French comic book writer and artist (born 1961)

Achdé (/fr/), the pseudonym of Hervé Darmenton (/fr/; born July 30, 1961), is a French comic book writer and artist. The pseudonym is based on the French pronunciation of his initials, "H.D." (similar to Hergé and Jijé). After the death of Morris, the creator of Lucky Luke, Achdé continued the task of drawing new Lucky Luke stories from 2003 onwards.

==Career==
Before dedicating himself to his craft, Achdé worked as a doctor with a specialty in radiology, but abandoned a career in medicine in 1985 to dedicate himself fully to drawing.
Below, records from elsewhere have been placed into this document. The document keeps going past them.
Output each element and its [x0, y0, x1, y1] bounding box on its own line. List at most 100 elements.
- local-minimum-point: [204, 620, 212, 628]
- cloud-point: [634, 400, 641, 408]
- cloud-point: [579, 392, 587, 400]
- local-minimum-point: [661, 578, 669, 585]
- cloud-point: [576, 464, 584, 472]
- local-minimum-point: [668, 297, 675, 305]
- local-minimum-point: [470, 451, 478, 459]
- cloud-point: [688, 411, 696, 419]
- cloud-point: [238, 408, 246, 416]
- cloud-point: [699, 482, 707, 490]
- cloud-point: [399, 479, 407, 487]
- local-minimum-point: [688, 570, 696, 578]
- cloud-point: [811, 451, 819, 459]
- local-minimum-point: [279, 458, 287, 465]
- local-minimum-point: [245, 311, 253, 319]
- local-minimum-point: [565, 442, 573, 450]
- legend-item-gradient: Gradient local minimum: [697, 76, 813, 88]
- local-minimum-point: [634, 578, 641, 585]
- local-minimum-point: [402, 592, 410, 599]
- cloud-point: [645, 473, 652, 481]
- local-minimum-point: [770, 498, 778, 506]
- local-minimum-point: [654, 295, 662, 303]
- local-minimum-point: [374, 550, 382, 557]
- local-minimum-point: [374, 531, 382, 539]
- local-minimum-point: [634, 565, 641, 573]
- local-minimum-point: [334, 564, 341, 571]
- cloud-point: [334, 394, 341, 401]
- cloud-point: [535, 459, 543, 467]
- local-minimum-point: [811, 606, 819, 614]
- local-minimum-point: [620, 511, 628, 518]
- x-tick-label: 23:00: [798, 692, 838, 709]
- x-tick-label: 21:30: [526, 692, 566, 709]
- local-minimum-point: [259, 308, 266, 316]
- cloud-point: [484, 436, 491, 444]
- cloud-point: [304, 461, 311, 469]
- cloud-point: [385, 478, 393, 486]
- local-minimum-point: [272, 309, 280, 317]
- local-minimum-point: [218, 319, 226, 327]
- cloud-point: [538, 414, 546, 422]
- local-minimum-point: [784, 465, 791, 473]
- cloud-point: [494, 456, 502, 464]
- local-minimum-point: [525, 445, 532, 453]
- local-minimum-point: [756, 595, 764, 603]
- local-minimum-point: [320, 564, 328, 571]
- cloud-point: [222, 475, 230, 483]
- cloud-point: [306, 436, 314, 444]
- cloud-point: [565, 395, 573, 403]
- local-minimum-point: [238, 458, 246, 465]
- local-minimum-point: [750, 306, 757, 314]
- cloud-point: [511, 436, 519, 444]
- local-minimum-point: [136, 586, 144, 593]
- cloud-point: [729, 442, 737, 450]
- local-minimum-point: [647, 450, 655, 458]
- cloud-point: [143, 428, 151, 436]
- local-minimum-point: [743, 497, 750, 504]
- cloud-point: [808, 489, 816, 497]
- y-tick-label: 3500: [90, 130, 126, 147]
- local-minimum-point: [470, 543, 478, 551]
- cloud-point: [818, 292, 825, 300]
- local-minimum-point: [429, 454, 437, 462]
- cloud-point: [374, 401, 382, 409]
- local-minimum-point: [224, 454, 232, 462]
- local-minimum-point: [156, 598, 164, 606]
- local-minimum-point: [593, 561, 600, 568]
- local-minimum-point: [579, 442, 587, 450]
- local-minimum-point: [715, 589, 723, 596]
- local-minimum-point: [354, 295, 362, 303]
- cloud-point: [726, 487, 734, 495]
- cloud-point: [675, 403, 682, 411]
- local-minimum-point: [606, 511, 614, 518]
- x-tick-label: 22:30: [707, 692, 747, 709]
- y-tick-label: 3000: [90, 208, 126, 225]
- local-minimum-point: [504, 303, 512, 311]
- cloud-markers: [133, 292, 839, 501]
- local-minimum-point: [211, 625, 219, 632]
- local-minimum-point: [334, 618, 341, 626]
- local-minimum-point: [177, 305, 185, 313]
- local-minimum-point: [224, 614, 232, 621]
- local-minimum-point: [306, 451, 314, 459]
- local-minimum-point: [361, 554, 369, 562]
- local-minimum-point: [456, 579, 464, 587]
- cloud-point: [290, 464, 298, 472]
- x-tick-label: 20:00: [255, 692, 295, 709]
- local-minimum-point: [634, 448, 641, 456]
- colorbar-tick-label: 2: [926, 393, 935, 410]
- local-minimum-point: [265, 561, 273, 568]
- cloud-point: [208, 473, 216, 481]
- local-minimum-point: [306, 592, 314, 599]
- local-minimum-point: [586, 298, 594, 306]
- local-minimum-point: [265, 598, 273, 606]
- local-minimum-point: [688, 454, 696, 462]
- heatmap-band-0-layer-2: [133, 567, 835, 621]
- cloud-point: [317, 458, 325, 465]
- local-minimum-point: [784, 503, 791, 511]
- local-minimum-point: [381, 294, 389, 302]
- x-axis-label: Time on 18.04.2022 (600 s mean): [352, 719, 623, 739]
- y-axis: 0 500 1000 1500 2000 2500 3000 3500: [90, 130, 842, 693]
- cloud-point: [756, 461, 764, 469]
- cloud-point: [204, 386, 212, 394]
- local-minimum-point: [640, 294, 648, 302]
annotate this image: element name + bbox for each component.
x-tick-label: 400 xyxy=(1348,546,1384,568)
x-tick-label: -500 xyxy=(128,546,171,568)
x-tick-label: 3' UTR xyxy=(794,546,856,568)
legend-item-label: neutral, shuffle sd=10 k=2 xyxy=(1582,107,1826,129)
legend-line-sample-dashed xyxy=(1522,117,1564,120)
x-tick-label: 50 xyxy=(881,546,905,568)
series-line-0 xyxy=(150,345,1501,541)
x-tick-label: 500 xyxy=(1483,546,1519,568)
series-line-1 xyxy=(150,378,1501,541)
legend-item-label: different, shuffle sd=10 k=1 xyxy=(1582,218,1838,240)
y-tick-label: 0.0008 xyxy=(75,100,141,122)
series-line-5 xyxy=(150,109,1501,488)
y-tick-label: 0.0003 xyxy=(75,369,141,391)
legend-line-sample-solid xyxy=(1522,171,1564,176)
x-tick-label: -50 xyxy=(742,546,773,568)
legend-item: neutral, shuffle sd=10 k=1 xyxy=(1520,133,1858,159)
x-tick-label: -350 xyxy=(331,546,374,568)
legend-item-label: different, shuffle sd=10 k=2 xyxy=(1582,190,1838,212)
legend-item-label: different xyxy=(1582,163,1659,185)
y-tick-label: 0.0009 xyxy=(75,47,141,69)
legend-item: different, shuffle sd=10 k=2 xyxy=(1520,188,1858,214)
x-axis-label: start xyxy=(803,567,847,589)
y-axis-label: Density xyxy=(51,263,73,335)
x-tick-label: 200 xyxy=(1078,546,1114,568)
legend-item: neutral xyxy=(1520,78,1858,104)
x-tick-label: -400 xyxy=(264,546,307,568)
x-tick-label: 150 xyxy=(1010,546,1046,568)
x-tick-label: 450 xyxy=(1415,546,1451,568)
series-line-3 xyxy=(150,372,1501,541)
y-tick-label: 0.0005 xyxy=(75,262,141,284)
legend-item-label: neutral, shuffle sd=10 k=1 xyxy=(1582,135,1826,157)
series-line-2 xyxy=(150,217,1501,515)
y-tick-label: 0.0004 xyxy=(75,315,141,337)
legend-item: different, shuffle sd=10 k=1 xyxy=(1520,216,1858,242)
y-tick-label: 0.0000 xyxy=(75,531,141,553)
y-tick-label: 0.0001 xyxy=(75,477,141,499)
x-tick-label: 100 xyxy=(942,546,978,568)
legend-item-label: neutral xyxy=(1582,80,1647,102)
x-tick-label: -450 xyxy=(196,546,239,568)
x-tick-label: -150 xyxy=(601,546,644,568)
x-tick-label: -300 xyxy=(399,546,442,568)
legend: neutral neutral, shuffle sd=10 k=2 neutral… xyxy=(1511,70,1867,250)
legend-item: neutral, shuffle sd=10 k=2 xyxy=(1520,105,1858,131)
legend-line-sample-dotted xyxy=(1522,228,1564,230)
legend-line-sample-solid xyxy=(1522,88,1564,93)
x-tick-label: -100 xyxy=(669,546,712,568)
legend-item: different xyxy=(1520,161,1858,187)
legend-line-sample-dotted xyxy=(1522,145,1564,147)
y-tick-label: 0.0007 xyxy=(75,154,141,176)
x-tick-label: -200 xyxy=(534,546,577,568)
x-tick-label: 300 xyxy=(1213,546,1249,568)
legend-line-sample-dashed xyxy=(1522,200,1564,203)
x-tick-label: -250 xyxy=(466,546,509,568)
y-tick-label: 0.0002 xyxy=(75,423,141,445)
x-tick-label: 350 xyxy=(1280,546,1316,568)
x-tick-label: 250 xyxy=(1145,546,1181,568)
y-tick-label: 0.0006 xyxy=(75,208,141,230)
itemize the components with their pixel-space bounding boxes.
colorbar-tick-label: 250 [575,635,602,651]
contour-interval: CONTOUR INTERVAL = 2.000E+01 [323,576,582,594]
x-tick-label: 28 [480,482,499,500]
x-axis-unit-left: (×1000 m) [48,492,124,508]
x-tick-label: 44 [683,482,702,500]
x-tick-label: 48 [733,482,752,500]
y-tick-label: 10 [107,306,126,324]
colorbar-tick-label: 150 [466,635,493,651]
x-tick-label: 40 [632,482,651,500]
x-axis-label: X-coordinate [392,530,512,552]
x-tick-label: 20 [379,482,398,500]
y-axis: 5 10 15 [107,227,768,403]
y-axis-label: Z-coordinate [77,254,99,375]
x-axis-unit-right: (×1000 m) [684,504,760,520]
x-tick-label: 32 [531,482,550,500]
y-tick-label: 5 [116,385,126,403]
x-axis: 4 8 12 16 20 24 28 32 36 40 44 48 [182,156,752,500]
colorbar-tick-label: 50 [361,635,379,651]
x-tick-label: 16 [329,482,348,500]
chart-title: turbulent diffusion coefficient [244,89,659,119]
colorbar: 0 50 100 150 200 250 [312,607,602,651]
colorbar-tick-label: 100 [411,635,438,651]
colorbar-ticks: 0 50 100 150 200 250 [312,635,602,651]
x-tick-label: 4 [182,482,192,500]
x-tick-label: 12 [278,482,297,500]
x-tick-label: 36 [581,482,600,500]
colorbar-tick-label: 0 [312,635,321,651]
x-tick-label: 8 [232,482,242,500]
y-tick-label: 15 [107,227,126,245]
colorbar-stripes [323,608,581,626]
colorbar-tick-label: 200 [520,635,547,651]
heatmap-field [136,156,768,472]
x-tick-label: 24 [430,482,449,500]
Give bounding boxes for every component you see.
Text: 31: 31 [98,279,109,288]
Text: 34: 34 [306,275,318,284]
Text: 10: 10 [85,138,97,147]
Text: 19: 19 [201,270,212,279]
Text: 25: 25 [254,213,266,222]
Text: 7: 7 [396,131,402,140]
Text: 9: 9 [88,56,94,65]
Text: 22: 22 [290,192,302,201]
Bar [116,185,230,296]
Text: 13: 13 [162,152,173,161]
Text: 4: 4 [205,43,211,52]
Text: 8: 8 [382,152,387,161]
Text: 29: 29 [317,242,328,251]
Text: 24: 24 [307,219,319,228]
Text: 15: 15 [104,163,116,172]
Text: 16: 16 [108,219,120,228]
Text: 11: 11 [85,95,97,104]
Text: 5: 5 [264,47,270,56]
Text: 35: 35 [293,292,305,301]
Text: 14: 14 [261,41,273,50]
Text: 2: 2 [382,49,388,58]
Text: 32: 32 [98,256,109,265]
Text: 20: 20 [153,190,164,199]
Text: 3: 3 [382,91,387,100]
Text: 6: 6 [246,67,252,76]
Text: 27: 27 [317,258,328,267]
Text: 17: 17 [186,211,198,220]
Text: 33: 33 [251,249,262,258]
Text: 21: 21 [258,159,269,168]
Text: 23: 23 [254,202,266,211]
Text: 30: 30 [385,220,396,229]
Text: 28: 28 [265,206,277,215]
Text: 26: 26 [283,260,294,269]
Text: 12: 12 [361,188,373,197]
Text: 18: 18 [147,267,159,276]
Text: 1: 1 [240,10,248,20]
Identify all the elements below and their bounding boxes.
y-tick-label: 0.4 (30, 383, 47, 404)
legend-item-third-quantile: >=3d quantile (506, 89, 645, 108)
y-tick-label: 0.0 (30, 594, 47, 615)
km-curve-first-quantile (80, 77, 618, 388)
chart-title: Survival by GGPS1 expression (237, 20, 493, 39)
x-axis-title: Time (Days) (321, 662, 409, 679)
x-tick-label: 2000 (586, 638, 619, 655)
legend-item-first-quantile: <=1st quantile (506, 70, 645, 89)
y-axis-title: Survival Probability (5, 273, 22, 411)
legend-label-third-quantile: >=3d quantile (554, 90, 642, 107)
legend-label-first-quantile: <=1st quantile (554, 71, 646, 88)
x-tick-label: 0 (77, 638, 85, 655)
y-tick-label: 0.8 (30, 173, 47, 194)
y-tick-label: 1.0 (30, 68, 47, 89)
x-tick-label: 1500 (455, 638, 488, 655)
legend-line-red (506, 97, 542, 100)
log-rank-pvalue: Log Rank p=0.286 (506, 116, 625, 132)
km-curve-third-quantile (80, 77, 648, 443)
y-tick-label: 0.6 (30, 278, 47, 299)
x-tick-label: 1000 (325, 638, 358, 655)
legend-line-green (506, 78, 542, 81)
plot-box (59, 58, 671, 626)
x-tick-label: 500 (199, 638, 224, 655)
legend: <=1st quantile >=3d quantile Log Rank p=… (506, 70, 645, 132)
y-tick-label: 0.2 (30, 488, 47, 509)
He began illustrating newspapers and self-published Destins Croisés, his first comic book, in 1988. He joined the French publishing house Dargaud in 1991 and created several new series, alone and in partnership, including Fort Braillard, Woker (which concerns an interplanetary Tarzan), and Doc Véto. In 1993, he launched the series CRS=Détresse, CRS being a reference to the Compagnies Républicaines de Sécurité, the French security forces attached to the national police force, who are deployed during riots and demonstrations.

Following the death of Morris, Achdé was given the assignment to carry on the Lucky Luke series in collaboration with writer Laurent Gerra, and has stated, "For me it's been a childhood dream; when I was little, Lucky Luke was my favorite hero, and when I was young I knew I wanted to be a cartoonist."